Klaus Kulla: Die Wahrnehmung des Behindertensportes in der Öffentlichkeit hat sich verbessert. Da darf man allerdings nicht zu viel erwarten. Auch bei den Sportlern ohne Handicaps stehen viele Sportarten im Schatten anderer. Die Berichterstattung in den Medien ist eine ganz andere als noch vor 20 Jahren.
Zu meiner paralympischen Zeit steckte der Sport für Athletinnen bzw. Athleten mit Handicaps in M-V noch in den Kinderschuhen, wie insgesamt in den damals neuen Bundesländern. Da haben der Landesverband und die Vereine in M-V so einiges geschafft. Das gilt nicht nur für den Leistungssport. Vom Leistungssport der Sportler mit Handicaps hatte man damals bei uns im Land kaum Vorstellungen und Teilnehmer bei Paralympics gab es auch kaum. Es erfolgte keine Unterstützung. Deshalb bin ich damals zum TuS Jena und später zum PSC Berlin gegangen. Das sieht jetzt ganz anders aus. In anderen Bundesländern, in denen man damals weiter war als in M-V, ist die Entwicklung zum Teil stagniert.
Es läuft in Deutschland im Bereich des Handicap-Sportes insgesamt schon besser als früher, aber nicht flächendeckend. In der Sichtung und bei der Förderung der Athletinnen und Athleten auf dem Weg an die Spitze – nicht erst wenn sie oben angekommen sind – gibt es aber schon noch einiges zu tun. Die Vereinbarkeit von Leistungssport und Beruf ist auch ein Problem, da das Trainingspensum von Spitzen-Athleten mit Handicaps dem von Spitzen-Athleten ohne Handicaps entspricht. In einer medaillenintensiven Sportart wie der Leichtathletik ist der Kreis der deutschen Athleten, die in der Weltspitze sind, zurückgegangen. Die Kader-Decke aktuell im Nachwuchs ist dünn. Das ist von Sportart zu Sportart natürlich unterschiedlich.

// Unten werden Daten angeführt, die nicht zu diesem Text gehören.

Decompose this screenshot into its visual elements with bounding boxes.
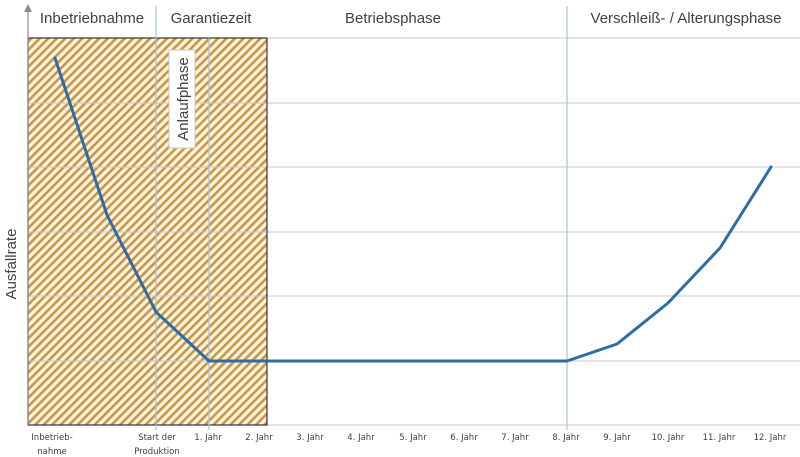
phase-label-verschleiss: Verschleiß- / Alterungsphase xyxy=(591,10,782,27)
tick-jahr-6: 6. Jahr xyxy=(450,433,478,443)
tick-start-produktion-1: Start der xyxy=(138,433,176,443)
arrow-up-icon xyxy=(24,4,32,12)
tick-start-produktion-2: Produktion xyxy=(134,447,179,457)
phase-dividers xyxy=(155,6,568,430)
tick-jahr-9: 9. Jahr xyxy=(603,433,631,443)
phase-label-betriebsphase: Betriebsphase xyxy=(345,10,441,27)
failure-rate-line xyxy=(53,56,773,363)
anlaufphase-annotation: Anlaufphase xyxy=(168,49,196,149)
x-axis-tick-labels: Inbetrieb- nahme Start der Produktion 1.… xyxy=(31,433,787,457)
tick-jahr-8: 8. Jahr xyxy=(552,433,580,443)
phase-label-inbetriebnahme: Inbetriebnahme xyxy=(40,10,144,27)
tick-inbetriebnahme-2: nahme xyxy=(37,447,67,457)
tick-jahr-10: 10. Jahr xyxy=(652,433,685,443)
tick-inbetriebnahme-1: Inbetrieb- xyxy=(31,433,72,443)
tick-jahr-7: 7. Jahr xyxy=(501,433,529,443)
tick-jahr-12: 12. Jahr xyxy=(754,433,787,443)
tick-jahr-4: 4. Jahr xyxy=(347,433,375,443)
tick-jahr-3: 3. Jahr xyxy=(296,433,324,443)
tick-jahr-5: 5. Jahr xyxy=(399,433,427,443)
phase-label-garantiezeit: Garantiezeit xyxy=(171,10,253,27)
y-axis-label: Ausfallrate xyxy=(3,229,20,300)
tick-jahr-11: 11. Jahr xyxy=(703,433,736,443)
tick-jahr-1: 1. Jahr xyxy=(194,433,222,443)
tick-jahr-2: 2. Jahr xyxy=(245,433,273,443)
y-axis xyxy=(24,4,32,425)
anlaufphase-label: Anlaufphase xyxy=(175,57,192,140)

Eine positive Entwicklung hat es bei der Integration von Sportlern mit Handicaps in leistungssportorientierte Abteilungen der Sportler ohne Handicaps gegeben. Das geht nicht überall, hat sich aber als unglaublich leistungsfördernd erwiesen. Trotzdem haben viele andere Nationen im Leistungssport für Sportler mit Handicaps professioneller gearbeitet, haben aufgeholt oder sind vorbei gezogen. Wenn man in Deutschland nicht aufpasst, werden die internationalen Erfolge in Zukunft weniger werden.
Frage: Die Paralympischen Winterspiele 2018 in Pyeongchang sind „in vollem Gange“. Welche Leistungen dort beeindruckten Sie bis dato am meisten?

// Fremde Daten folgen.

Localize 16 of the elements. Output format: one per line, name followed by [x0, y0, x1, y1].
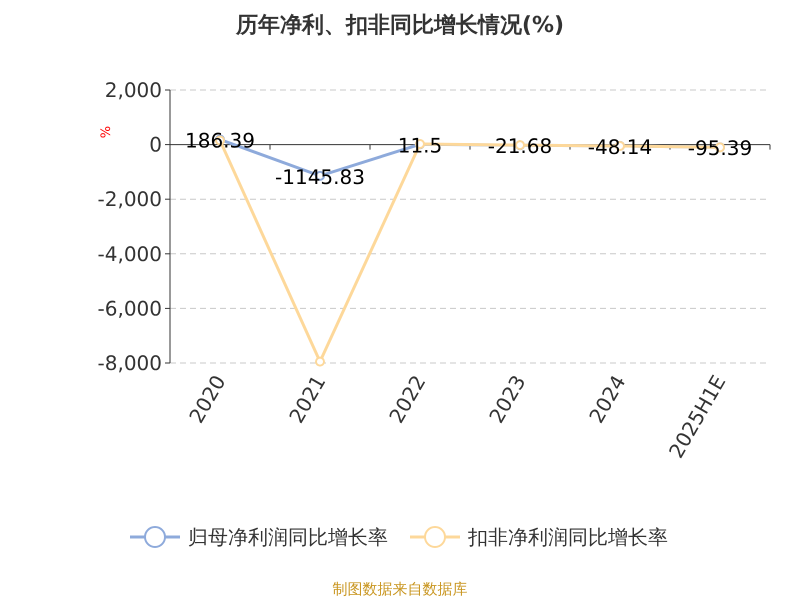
- legend-label: 扣非净利润同比增长率: [467, 525, 668, 549]
- data-label: 11.5: [398, 133, 442, 158]
- y-tick-label: -4,000: [98, 242, 162, 266]
- data-label: -48.14: [588, 134, 652, 159]
- text: 制图数据来自数据库: [332, 580, 468, 598]
- y-tick-label: -8,000: [98, 351, 162, 375]
- point: [315, 356, 325, 367]
- chart-title: 历年净利、扣非同比增长情况(%): [234, 13, 564, 38]
- data-label: -21.68: [488, 134, 552, 158]
- y-tick-label: 2,000: [104, 78, 162, 102]
- legend-label: 归母净利润同比增长率: [188, 525, 388, 549]
- y-tick-label: -6,000: [98, 296, 162, 320]
- y-axis-title: %: [99, 126, 114, 138]
- data-label: -1145.83: [275, 164, 365, 189]
- y-tick-label: -2,000: [98, 187, 162, 212]
- y-tick-label: 0: [149, 132, 162, 157]
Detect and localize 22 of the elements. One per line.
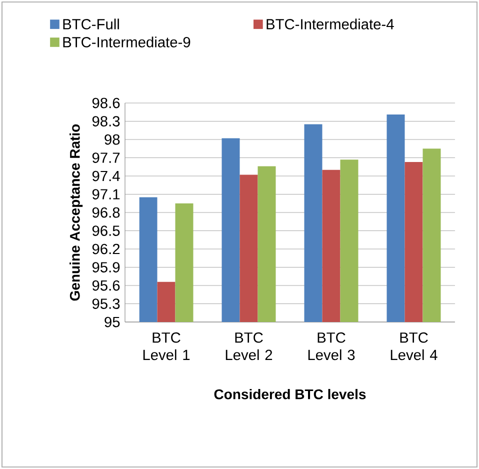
y-tick-label: 96.8 [92, 207, 120, 218]
y-tick-label: 95.9 [92, 262, 120, 272]
y-axis-title: Genuine Acceptance Ratio [70, 124, 83, 301]
legend-label: BTC-Intermediate-9 [63, 36, 190, 48]
y-tick-label: 98 [104, 134, 120, 145]
legend-label: BTC-Full [63, 18, 119, 30]
y-tick-label: 95.6 [92, 280, 120, 291]
y-tick-label: 95 [104, 316, 120, 328]
y-tick-label: 95.3 [92, 298, 120, 309]
y-tick-label: 96.2 [92, 244, 120, 254]
y-tick-label: 98.6 [92, 98, 120, 108]
y-tick-label: 97.7 [92, 152, 120, 163]
x-tick-label: BTC Level 2 [226, 332, 272, 360]
x-tick-label: BTC Level 1 [143, 332, 190, 360]
x-tick-label: BTC Level 3 [308, 332, 355, 360]
y-tick-label: 97.1 [92, 189, 120, 200]
x-axis-title: Considered BTC levels [214, 388, 366, 400]
y-tick-label: 96.5 [92, 226, 120, 236]
y-tick-label: 97.4 [92, 170, 120, 182]
y-tick-label: 98.3 [92, 116, 120, 126]
legend-label: BTC-Intermediate-4 [266, 18, 394, 30]
x-tick-label: BTC Level 4 [390, 332, 438, 360]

Klaus Kulla: Bei den Winterspielen aktuell in Pyeongchang beeindruckt mich die Körperbeherrschung der Alpinen mit dem Monoski. Ich sehe auch gerne Sledge Hockey. Imponierend auch die Wettkämpfe im Nordischen Skisport: Die Rollis im Langlauf und Biathlon spulen ihre Kilometer nur mit der Kraft aus Oberkörper und Armen herunter. Dazu gehört ungeheure Ausdauer.
Letzte Frage: Was sind die nächsten Herausforderungen für Sie?
Klaus Kulla: Die ganz großen sportlichen Herausforderungen gibt es nicht mehr. Beim Kegeln ist jeder Wettkampf gegen Sportler ohne Handicaps aber eine Herausforderung.
Bei den Leichtathletik Europameisterschaften im Berliner Jahn-Sportpark in diesem Jahr werde ich dabei sein, am liebsten als Kampfrichter. Ich habe bereits mit dem Veranstalter Kontakt aufgenommen. In Berlin, allerdings im Olympiastadion, war meine erste Teilnahme an einer Weltmeisterschaft. Da schließt sich der Kreis.
Vielen Dank, dann weiterhin alles erdenklich Gute und sportliches Aktiv sein!